New York

Brian Wills, Untitled (Five Flavors), 2010, enamel, rayon thread, linear polyurethane on wood, 36 x 48".

Brian Wills, Untitled (Five Flavors), 2010, enamel, rayon thread, linear polyurethane on wood, 36 x 48".

Brian Wills


Brian Wills, Untitled (Five Flavors), 2010, enamel, rayon thread, linear polyurethane on wood, 36 x 48".

For Brian Wills, a Los Angeles artist, modernist abstraction—its East and West Coast modes alike—is still fertile territory. Fourteen of his exactingly crafted geometric paintings, wood panels layered with rows or grids of colored rayon thread and pigmented varnishes and enamels, made up his New York solo debut. Most are modestly sized, but a few extend to eight feet wide; some feature vibrant strands on pastel or neutral fields, though a number of supports are covered in electric hues; several have allover patterns, while the lines in still others cluster irregularly or mass toward the center, as if by centripetal pull. The work is unassuming, even quiet, but its effects are knockout.

Wills encounters, and plays up, the oppositions endemic to his subject. Lines chart recession or depth even as they map the confines of the surface, as in Untitled, 2010, in which the intervals between individual horizontal threads decrease incrementally from the top and bottom edges toward the middle, where a thicker band of prismatic stripes shimmers, horizon-like. In Untitled (Five Flavors), 2010, geometry’s presumed antinaturalism betrays itself: Two halves of the composition, one scored with vertical black lines and the other with rainbow striae, appear to fold into a central zip that comes to stand in for an upright body, now coterminous with the field of vision. Any didactic quality one might impute to these works—noticing that one color seems to ebb against a given ground while another pops, for example, or that the mind autocorrects for perspectival discrepancy—is overwhelmed by the very real physical sensations of vertigo and retinal vibration they induce.

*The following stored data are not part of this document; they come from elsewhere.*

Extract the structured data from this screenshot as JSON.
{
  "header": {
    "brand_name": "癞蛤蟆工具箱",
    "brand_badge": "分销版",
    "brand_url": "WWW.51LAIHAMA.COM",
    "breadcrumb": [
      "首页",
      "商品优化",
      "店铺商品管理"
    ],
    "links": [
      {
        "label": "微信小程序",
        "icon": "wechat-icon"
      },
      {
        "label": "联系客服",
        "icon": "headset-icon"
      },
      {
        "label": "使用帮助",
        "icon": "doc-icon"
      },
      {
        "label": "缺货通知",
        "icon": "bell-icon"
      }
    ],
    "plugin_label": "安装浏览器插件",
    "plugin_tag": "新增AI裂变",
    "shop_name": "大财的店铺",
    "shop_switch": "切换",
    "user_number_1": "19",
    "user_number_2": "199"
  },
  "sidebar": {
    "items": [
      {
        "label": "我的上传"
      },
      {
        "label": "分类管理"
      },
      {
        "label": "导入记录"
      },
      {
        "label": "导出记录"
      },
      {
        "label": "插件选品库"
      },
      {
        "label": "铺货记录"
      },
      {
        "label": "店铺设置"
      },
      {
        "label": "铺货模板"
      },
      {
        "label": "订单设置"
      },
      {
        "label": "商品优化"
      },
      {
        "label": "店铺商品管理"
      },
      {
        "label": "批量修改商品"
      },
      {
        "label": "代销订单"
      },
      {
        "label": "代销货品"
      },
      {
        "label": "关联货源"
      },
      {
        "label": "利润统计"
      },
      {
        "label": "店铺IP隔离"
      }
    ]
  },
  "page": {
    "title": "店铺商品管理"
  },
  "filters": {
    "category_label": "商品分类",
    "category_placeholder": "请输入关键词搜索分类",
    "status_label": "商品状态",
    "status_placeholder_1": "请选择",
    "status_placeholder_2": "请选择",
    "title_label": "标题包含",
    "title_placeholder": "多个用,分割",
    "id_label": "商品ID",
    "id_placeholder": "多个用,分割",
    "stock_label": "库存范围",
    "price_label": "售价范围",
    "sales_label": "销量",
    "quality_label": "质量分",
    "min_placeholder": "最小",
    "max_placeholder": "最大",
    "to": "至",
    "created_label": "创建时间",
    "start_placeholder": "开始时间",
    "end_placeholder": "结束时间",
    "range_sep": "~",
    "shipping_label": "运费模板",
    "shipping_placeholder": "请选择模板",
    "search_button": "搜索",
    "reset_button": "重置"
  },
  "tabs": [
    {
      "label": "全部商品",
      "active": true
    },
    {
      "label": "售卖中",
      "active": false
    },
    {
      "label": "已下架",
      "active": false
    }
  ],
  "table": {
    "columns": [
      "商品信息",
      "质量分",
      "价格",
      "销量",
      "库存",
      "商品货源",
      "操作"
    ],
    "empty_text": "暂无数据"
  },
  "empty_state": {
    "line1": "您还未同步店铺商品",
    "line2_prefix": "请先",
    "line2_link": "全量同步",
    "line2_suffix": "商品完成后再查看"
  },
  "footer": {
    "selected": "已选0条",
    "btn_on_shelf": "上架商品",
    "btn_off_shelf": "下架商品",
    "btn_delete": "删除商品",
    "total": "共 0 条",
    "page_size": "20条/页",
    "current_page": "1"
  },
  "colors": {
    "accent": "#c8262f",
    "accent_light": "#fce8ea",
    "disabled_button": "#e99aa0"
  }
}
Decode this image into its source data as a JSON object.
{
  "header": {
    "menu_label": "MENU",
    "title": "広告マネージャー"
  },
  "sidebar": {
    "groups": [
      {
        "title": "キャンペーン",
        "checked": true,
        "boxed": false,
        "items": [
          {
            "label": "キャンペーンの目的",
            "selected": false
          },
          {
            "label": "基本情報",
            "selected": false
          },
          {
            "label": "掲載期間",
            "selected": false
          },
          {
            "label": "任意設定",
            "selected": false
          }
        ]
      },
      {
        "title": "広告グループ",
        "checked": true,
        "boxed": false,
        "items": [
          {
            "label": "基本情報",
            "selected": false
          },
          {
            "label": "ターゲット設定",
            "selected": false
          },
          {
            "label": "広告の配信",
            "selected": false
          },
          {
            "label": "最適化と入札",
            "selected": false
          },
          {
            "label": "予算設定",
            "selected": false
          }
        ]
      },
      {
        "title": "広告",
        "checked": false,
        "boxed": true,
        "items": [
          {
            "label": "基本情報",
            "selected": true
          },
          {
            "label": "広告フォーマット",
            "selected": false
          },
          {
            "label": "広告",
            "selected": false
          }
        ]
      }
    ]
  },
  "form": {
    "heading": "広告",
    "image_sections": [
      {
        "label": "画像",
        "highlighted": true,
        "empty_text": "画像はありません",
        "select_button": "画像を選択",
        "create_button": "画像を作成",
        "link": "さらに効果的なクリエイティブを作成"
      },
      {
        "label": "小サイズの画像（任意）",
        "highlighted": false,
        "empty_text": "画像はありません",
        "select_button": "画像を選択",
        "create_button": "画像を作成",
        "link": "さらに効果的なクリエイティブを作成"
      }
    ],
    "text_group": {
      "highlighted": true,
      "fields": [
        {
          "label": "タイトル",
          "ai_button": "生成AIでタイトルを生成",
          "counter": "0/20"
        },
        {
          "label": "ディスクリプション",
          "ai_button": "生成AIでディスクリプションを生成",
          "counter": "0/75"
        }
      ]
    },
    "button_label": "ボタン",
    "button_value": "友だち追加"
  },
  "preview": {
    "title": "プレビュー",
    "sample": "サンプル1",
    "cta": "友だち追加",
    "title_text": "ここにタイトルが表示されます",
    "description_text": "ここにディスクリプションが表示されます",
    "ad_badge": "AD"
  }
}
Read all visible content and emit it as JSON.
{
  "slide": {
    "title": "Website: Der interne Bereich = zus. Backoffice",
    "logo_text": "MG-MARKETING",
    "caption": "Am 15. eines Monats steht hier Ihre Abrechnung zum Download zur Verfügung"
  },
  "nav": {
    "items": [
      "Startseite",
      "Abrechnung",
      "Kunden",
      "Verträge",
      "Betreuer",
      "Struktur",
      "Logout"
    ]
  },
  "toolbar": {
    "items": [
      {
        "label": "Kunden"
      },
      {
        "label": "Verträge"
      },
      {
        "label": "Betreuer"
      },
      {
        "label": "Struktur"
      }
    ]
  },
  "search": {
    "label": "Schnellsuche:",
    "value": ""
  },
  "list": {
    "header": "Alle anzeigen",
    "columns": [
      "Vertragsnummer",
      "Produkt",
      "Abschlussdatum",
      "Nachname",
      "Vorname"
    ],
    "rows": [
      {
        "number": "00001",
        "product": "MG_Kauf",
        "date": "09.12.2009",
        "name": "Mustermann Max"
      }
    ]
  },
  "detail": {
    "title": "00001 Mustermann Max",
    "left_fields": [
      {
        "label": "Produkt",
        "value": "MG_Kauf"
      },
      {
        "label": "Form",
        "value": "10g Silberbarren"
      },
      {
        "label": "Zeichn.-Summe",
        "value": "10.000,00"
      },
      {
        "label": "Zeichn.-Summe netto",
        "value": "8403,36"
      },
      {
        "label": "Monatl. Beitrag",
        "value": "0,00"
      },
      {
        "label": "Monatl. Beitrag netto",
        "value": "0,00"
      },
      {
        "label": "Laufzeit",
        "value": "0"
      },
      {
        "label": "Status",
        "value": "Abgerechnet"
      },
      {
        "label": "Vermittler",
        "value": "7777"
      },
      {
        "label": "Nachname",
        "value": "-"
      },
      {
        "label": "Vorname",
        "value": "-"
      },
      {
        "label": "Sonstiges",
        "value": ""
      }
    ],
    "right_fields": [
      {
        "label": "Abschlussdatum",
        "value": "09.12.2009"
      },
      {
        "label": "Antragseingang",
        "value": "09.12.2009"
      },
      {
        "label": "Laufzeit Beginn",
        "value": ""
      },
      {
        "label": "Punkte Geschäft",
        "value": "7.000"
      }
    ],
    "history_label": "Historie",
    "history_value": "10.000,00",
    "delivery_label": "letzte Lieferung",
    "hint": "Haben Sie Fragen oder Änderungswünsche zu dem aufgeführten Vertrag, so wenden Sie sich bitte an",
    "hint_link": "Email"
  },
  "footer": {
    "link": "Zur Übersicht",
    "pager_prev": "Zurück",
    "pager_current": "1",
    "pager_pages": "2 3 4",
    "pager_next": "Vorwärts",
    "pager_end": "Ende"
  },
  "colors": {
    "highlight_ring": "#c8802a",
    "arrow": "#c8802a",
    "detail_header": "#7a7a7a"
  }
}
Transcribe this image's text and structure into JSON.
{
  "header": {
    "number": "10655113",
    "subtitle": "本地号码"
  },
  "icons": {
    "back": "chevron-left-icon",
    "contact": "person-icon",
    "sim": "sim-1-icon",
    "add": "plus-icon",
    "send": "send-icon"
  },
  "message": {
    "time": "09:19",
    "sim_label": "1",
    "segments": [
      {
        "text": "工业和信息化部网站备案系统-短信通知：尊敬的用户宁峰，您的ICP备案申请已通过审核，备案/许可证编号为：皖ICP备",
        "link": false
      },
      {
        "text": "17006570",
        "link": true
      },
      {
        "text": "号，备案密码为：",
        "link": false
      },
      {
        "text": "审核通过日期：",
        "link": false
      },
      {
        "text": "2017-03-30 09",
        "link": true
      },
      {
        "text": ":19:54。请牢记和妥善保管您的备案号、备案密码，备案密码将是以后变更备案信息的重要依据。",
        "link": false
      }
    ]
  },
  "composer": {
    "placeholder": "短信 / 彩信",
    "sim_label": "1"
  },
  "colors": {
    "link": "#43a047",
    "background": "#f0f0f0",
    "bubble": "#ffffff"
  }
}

What is particular to Wills’s approach, and the source of its great interest, is the way in which his means literalize the links between the grid and opticality, redoubling their tensions. The latticed rainbow filaments of Untitled (White Plaid), 2010, for instance, are interleaved with coats of enamel, activating a surface whose gleaming patina seems to simultaneously admit and reflect light. This combination of attraction and repulsion, exterior sheen and interior strata, is equally striking in more opaque works such as Untitled (Peacock Blue), 2009, and Untitled (Navy Blue), 2010. And as much as the artist’s threaded axes suggest planes beyond the margins of the panels, the perfection of their facture (made especially apparent by rare imperfections, a mar in the polish here or a wavering fiber there) returns attention to them as finite objects. A trio of works on wood that have not been lacquered with color is unusually lovely; flawless lines overlay knotting, discoloration, and grain marks, distilling a confrontation of design and accident.

These paintings channel, unequivocally, some of linear abstraction’s leading lights. Untitled (Red #2), 2010, is less an homage to Barnett Newman’s Vir Heroicus Sublimis, 1950–51, than a revisiting of it, and it’s impossible to look at Untitled (Graph Grid), 2009, without thinking of Agnes Martin. (Compositions of unevenly distributed, chromatically discordant vertical stripes summon another forebear, one less mentioned these days—Gene Davis.) Even more proximate is the LA context. On a formal level, Wills recalls the clean geometries of painters such as Lorser Feitelson, John McLaughlin, and Karl Benjamin, and, in the register of sensibility, SoCal Minimalist and finish-fetish work: art that married a fastidiousness of craft to industrial materials (Wills employs a varnish used to polish boats and surfboards), that annexed light in the service of dramatic perceptual effects, and that was frank about its own beauty, whether pale or neon. This exhibition proved Wills a worthy legatee.